We’ve all been there. You work hard on putting together your roadmap, finding just the right opportunities you should focus on. But when you present it to various internal audiences, whap! You get smacked in the face with questions: “Where is the feature for my top customer?” “What about cloud?” “I thought the new infrastructure was going to be next.”
Not getting support for the roadmap results from not getting buy in from the people who sell and support your product. They cannot see how you came up with your list and why you chose to put one thing in front of another. And whether you’ve built your roadmap up from a set of features or down from a set of strategic initiatives, you need to get your entire organization on board.
That starts with showing everyone your process. Explain the different factors you used when prioritizing the roadmap: impact to customer, number or percentage of customers affected, revenue and cost estimates, strategic initiatives and so on. Explain the formulas. You want them discussing the factors and the weights, not arguing about individual items. Once they see a method in your approach, they’re more inclined to support it.
But let’s take it further. Ask representatives from each team to vote “yay or nay” to each item on the roadmap. I’ve found that people are more inclined to support something when they’ve had the chance to define it or at least contribute to its definition. In the following template, I’ve added a section to the roadmap for internal buy in with a column for each organizational group. Each group can say whether that item is critical for their group or their customers. (Note: Each idea has one point already built in, since the idea had to be accepted by product management first.)
In this particular case, it’s clear that the first feature is important to nearly everyone.
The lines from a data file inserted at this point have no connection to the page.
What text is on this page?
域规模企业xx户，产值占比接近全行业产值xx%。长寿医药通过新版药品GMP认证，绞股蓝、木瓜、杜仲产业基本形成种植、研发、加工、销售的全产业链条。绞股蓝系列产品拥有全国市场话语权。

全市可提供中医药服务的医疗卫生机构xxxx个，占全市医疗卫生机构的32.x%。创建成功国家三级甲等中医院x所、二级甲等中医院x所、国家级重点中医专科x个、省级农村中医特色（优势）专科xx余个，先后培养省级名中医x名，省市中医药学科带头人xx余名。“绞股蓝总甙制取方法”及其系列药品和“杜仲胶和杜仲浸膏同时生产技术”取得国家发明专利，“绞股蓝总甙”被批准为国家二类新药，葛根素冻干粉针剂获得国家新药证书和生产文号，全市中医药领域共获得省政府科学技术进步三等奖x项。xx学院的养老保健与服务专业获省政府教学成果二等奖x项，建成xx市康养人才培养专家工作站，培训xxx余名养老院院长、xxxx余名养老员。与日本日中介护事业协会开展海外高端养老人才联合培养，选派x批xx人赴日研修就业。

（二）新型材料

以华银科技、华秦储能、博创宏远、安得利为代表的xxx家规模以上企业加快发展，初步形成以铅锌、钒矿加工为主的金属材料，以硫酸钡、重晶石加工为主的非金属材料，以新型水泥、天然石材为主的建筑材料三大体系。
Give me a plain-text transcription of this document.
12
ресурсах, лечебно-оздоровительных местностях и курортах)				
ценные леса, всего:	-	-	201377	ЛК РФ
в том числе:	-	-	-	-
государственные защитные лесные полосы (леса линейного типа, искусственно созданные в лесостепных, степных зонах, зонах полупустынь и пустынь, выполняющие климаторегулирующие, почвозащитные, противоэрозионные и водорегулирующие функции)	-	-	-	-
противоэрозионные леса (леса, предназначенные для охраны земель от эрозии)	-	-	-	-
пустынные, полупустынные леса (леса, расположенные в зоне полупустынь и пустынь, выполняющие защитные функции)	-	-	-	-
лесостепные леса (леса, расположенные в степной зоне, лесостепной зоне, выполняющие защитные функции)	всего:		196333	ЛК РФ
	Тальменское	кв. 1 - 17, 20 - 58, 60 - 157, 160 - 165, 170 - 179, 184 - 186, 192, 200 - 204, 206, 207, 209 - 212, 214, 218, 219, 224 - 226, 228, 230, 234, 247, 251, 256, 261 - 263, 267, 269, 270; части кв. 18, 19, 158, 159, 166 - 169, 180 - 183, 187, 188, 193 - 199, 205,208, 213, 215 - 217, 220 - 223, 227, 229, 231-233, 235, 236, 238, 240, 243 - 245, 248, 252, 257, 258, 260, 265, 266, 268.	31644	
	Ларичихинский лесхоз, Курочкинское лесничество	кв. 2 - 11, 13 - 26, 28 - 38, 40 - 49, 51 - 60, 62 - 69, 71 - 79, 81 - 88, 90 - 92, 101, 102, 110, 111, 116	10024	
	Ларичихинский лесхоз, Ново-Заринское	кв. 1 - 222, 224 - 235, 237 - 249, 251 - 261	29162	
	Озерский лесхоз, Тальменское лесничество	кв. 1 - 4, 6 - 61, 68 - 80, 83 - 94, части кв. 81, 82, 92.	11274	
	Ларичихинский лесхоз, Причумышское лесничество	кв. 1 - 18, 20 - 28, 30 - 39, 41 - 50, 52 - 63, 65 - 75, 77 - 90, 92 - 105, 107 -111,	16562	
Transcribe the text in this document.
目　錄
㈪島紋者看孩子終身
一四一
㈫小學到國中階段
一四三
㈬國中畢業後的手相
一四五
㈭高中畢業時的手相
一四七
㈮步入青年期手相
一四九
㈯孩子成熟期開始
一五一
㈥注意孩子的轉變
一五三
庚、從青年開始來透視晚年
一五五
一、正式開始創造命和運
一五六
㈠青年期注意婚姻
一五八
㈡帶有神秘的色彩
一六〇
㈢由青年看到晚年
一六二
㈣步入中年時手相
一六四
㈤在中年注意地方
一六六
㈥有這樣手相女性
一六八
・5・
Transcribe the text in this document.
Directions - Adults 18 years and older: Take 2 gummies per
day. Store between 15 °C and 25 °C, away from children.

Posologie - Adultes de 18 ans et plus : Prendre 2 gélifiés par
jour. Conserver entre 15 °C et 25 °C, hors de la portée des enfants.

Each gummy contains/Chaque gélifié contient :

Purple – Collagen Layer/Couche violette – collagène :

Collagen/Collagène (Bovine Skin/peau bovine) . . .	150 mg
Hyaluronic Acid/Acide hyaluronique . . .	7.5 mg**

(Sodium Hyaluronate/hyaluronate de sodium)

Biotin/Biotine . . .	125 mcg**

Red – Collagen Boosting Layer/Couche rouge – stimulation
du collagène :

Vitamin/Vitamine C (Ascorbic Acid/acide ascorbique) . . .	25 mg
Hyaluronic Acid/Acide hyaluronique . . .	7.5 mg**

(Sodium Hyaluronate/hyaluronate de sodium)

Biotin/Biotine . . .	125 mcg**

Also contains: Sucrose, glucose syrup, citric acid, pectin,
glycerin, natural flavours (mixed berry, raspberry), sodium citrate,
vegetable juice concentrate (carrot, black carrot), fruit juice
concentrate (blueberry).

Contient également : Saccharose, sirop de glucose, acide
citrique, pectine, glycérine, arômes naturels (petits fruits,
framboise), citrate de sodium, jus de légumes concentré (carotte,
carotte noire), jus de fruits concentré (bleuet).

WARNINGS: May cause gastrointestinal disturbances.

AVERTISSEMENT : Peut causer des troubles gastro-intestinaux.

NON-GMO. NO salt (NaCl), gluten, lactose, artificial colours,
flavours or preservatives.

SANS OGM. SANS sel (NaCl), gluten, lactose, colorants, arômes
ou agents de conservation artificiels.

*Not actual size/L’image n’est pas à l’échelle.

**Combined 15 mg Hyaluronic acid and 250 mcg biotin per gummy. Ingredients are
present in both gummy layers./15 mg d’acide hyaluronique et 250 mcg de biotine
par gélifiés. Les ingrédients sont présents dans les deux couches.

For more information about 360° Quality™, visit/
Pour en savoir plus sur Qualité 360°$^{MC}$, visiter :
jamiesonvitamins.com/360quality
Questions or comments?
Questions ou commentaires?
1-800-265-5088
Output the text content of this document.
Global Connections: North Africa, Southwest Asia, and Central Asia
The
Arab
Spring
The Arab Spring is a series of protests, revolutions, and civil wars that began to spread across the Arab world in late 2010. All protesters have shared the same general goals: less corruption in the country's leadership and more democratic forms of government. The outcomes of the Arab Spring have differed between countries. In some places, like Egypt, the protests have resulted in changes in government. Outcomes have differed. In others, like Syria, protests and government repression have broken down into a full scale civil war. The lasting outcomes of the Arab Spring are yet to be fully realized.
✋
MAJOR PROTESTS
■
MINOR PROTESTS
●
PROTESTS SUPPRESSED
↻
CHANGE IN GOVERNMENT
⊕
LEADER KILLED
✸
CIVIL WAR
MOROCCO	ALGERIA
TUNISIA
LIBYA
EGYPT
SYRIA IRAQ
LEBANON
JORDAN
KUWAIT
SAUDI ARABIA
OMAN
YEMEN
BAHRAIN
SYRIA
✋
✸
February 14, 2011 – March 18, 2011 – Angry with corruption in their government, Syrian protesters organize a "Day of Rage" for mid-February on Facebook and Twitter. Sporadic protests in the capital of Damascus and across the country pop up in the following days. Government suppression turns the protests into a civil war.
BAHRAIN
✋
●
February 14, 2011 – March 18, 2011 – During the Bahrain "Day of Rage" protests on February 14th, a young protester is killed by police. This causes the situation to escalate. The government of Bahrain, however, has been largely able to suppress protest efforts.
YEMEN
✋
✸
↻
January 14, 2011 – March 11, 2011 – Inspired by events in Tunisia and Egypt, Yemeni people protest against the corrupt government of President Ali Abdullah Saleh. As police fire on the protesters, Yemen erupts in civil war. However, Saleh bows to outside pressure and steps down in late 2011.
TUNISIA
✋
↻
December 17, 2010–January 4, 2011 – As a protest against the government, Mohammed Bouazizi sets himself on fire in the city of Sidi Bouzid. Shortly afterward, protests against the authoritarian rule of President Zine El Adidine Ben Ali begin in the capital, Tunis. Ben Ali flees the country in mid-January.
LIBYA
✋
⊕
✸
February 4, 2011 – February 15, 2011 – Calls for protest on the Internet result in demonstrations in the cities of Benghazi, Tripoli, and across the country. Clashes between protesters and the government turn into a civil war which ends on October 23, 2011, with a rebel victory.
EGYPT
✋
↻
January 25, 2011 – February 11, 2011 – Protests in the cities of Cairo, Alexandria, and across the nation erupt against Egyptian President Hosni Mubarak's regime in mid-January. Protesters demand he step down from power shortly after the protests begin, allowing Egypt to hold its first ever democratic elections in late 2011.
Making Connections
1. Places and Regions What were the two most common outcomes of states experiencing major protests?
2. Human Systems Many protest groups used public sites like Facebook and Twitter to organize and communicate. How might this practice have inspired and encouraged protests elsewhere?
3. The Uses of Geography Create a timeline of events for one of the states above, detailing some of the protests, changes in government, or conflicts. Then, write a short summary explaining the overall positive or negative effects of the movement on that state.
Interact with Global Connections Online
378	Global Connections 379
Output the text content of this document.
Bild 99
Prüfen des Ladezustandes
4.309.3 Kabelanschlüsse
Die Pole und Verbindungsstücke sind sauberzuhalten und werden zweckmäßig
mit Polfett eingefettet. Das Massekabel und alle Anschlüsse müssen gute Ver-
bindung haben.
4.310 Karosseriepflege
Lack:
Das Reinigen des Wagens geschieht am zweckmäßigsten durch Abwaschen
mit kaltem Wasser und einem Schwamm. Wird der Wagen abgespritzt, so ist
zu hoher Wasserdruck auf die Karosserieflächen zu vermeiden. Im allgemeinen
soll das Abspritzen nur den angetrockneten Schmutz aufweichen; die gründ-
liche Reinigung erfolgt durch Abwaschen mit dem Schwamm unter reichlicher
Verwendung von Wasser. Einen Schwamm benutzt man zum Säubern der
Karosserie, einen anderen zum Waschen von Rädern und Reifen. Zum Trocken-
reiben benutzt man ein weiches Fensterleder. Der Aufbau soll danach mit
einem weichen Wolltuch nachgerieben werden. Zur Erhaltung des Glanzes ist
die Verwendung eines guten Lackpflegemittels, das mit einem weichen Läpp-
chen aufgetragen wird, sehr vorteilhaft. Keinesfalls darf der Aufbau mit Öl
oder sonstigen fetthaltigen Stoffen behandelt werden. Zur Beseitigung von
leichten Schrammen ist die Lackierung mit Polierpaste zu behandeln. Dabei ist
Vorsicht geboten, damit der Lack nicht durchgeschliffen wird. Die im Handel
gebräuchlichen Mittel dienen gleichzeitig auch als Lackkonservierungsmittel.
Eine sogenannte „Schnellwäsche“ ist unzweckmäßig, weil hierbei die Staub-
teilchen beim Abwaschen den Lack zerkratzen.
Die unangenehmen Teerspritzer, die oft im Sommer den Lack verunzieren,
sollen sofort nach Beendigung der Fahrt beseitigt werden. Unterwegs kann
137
Further down you can see the sales and marketing teams are big on the social media integrations, while the post-sales groups want real-time status updates and point tracker. The leadership team values everything.
To focus conversations, limit the number of votes per operational area. There are 11 items in this list; give each team 5 or 6 votes and see what happens. Like the game of musical chairs, where there’s always one chair fewer than the number of children playing, this approach prevents people from choosing everything and really forces them to prioritize.
This technique enables you to earn internal buy in, but what about customers?
Some companies prefer to keep their internal plans internal. But startups and other companies may find sharing the roadmap can be a great way to promote and validate innovation plans.
You could use the same scoring approach at your next customer meeting, adding a column for customer votes. Or even better, add a column for each target market segment. Then you can see that Japan and Korea want certain capabilities, while Western Europe wants a different set. Or you can distinguish the needs of financial services from those of manufacturing.
I implemented a similar technique with my customers using jellybeans and fishbowls. At the time, we had many big initiatives—more than we could do—and no clear strategic direction from inside the company. I held a customer advisory board meeting of a dozen customers. At the side of the room I had a dozen fishbowls, each labeled with the name of one initiative. I gave each company a bag of 50 jellybeans and asked them to vote. Some were very careful, putting seven beans here and 17 beans there, but one customer (our most vocal) threw his entire bag of jellybeans into one fishbowl. He said, “I can’t keep using your product if you don’t complete this!” The “jellybean and fishbowl” method is simple; it’s easy to explain and it doesn’t cost much.
Want buy in for your roadmap? Create a prioritization scheme that makes sense to both colleagues and customers and that doesn’t require too much technology to support. Solicit feedback and insights and then show them the math. When they understand the logic behind your longer-term plans, they feel part of the process—and are more likely to get on board.